Monday, July 10, 2017

What No One Brings Up In The Pipeline Debates

Or at least no one in the mainstream. There the contention seems to be between the environment and jobs. What most people pass over is property rights, which are gradually being suppressed by multi-national corporations and governments at every level. In Pennsylvania, a new pipeline battle between landowners and SUNOCO, a subsidiary of Energy Transfer Partners, has arisen. The contention is over the Mariner East II Pipeline: a 350 mile natural gas pipeline running west to east from the Marcellus shale formation in West Virginia and Pennsylvania to the Marcus Hook refinery near the Delaware border. Landowners victimized by the company have voiced their grievances before the commonwealth court to no avail. The company's 'right' to rob private citizen's of their property in furtherance of their own profit, for a use that the landowners themselves will have no chance to benefit from, has been upheld as a legitimate use of eminent domain.
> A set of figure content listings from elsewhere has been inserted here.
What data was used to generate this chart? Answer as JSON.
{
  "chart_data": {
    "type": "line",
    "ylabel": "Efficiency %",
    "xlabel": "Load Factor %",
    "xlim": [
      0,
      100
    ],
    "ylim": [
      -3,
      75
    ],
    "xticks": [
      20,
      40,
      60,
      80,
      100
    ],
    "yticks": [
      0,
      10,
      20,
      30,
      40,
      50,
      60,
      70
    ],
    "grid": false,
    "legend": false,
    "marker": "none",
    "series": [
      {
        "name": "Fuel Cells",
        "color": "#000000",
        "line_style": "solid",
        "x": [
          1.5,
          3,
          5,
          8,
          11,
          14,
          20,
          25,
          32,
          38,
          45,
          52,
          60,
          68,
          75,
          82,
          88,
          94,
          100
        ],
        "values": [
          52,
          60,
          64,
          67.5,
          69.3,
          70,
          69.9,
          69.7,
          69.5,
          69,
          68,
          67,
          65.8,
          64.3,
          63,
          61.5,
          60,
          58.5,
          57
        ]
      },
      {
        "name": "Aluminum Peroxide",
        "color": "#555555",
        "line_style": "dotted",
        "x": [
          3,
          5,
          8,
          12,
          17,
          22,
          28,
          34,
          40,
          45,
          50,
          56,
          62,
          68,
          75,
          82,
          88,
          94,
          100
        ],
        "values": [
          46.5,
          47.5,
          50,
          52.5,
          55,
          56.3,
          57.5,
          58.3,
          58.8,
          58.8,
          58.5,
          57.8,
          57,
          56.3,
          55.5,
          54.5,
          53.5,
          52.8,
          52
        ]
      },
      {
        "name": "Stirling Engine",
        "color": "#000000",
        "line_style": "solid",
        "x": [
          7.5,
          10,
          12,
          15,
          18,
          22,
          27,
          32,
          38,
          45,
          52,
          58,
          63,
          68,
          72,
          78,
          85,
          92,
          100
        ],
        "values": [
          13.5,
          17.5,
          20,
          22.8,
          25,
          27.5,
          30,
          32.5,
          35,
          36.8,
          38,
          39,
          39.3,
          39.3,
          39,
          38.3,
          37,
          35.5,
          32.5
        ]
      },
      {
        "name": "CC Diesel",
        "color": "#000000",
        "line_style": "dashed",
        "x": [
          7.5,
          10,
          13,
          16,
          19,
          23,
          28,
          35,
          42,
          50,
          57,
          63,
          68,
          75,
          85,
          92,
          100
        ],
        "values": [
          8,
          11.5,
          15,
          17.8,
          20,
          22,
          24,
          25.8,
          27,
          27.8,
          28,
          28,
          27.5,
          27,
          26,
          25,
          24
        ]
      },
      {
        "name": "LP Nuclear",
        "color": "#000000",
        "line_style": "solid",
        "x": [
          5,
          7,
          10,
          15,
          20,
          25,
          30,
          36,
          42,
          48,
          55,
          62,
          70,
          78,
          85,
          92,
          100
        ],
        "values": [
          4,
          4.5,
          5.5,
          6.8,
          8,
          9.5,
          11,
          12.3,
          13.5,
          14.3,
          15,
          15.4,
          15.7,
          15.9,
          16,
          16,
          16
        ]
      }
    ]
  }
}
Ralph and Doris Blume are farmers in Newville, Pennsylvania who will lose some of their land to SUNOCO for the pipeline easement. Aside from removing trees, the company also plans to destroy their hay shed, which sits on the pipeline's projected path. The fact that one business may be allowed to rob another business of part of its capital by court order just shows how much our republic has been perverted by lobbyists and their lackeys in office. The Gerharts' land in Union Township is under a similar threat from SUNOCO although they have resisted the court ordered robbery by setting up camp and inviting protestors to occupy the projected pipeline route, which is about 200 feet from their house. They have even been arrested for trespassing on their own property.

The company claims that most landowners sold their land 'voluntarily', which is clearly a lie. If it was voluntary, landowners would have the choice not to give up their land for the pipeline easement; either way they have to sell and they don't get to negotiate compensation. The most likely explanation is that these landowners knew they couldn't win in court. The company was given the power eminent domain under the specious pretext that they would provide a public utility; of course, this like their earlier claim is also false. At least some of the natural gas liquids transported through the pipeline will be shipped to Europe through the Marcus Hook refinery, which is in fact a port on the Delaware river that eventually flows into the Atlantic ocean. A company spokesman claimed the pipeline would transport ethane to the power generation facility in Cambria County that is slated to be operational by 2019. However, that facility is the CPV Fairview Energy Center, which is a primarily methane facility that will receive gas from the Spectra/TETCO pipeline owned by a completely different company. Even if their claim to provide a 'public utility' wasn't a lie, it still wouldn't stand to reason that they should be allowed to use eminent domain in counties that won't even receive the service they are providing. The Gerharts live in Huntingdon county, Ralph and Doris Blume live in Cumberland county, and most landowners along the route also don't live in Cambria county and neither do their neighbors. At least when the state uses eminent domain to build a road or an actual utility company uses it to put in power lines the people within that county, including the landowners, receive the benefit of that service.

Providing a public utility isn't even requisite to use eminent domain anyway. Ever since the Kelo decision, the vague appeal to 'economic development' is all a corporation needs to take property from private citizens, even if they don't actually produce anything afterwards. The weakening of property rights is a dangerous habit that if carried to its fullest extent will lead to the decline of civilization itself, which it is fundamental too on par with language and culture. The founding fathers recognized this fact and so enshrined property right protections into the Constitution. As a matter of fact, four out of the ten amendments that make up the bill of rights deal with property rights (I,III,IV, and V amendments).